Help in an emergency
A Christian Science perspective on daily life.
The tragic shootings in a shopping mall a few weeks ago in Omaha, Neb., reminded me of an incident I witnessed while I was shopping in a mall in Kansas City, Mo., last summer.
I heard a yell, "He has a gun! Get out!" My 5-year-old daughter and I were at the back of a store, near the entrance into the mall, and I didn't know where the gunman was or where he was headed. As I clutched my daughter's hand, I wondered, should we stay still, hide, or run toward the exit?
Although there was little time, I reached out to God, asking what we should do. I listened, and the answer came that we should leave immediately. In a flash I knew the route to take. As we neared the front door, we heard gunshots behind us coming down the main aisle. We were able to exit the store quickly and safely.

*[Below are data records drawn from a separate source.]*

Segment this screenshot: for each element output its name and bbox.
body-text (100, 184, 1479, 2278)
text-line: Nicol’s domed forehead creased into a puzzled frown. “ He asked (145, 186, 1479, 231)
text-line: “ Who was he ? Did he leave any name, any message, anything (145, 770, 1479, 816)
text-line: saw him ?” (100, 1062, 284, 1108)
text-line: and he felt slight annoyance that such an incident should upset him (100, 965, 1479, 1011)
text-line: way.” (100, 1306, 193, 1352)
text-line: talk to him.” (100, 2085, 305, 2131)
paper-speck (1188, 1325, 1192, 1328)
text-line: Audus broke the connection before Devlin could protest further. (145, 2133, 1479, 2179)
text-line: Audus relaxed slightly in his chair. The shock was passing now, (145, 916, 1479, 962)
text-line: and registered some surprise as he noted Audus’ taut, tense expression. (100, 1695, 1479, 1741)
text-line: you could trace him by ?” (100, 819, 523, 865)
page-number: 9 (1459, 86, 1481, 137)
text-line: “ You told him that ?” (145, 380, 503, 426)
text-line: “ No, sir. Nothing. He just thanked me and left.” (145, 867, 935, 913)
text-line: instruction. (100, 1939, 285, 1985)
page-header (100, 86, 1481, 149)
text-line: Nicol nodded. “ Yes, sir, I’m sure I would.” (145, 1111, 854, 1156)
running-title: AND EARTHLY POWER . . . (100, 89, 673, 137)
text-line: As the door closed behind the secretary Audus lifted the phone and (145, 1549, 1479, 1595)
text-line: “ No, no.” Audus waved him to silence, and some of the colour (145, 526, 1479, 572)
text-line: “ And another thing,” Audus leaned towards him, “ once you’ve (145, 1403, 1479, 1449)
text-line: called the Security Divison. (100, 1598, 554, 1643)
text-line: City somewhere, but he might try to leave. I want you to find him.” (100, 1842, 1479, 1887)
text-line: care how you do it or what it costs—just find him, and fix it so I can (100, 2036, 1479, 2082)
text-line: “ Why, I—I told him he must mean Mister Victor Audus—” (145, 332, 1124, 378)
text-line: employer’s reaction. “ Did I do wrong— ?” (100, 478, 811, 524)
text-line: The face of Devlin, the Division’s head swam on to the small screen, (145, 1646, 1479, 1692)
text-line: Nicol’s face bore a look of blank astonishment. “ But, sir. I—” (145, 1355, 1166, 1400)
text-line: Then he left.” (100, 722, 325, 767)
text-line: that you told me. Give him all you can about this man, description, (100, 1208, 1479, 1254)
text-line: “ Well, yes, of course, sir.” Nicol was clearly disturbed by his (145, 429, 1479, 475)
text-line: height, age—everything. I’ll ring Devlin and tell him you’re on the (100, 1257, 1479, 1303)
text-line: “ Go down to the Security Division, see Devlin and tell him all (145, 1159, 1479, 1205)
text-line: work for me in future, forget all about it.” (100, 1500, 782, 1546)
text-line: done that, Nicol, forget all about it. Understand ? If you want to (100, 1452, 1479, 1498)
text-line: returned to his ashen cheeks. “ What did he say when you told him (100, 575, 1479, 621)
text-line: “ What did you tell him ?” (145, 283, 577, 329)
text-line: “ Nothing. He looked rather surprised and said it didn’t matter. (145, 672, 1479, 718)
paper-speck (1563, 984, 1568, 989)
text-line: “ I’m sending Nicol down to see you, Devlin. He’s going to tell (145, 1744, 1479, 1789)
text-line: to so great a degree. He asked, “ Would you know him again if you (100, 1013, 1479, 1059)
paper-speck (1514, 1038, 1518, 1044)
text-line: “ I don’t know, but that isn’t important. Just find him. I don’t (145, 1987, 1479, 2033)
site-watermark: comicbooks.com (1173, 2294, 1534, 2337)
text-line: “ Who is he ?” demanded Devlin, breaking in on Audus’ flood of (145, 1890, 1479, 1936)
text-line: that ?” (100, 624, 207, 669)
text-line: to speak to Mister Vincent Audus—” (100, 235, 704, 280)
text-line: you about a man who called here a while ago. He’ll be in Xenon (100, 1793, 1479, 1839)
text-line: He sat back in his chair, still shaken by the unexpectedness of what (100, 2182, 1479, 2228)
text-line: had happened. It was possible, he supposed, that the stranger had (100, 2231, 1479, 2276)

I learned later that the shooting had begun across town and culminated at the mall, where two people in the parking lot were shot. The shots we heard were fired by police, who intercepted the gunman as he headed in our direction. We'd chosen the best route to exit, staying safe and avoiding a two-hour lockdown.
I was grateful, but I felt sad that others, including the gunman, were killed. Did God blink at that moment? Is God's protection for a chosen few? Mary Baker Eddy wrote: "Does Deity interpose in behalf of one worshipper, and not help another who offers the same measure of prayer?... In divine Science, where prayers are mental, all may avail themselves of God as 'a very present help in trouble.' Love is impartial and universal in its adaptation and bestowals" ("Science and Health with Key to the Scriptures," pp. 12-13).
That made sense. As a parent of two children, I wouldn't offer protection to one and not the other. Love doesn't have favorites. Like water filling an empty vessel, it floods in until all voids are filled.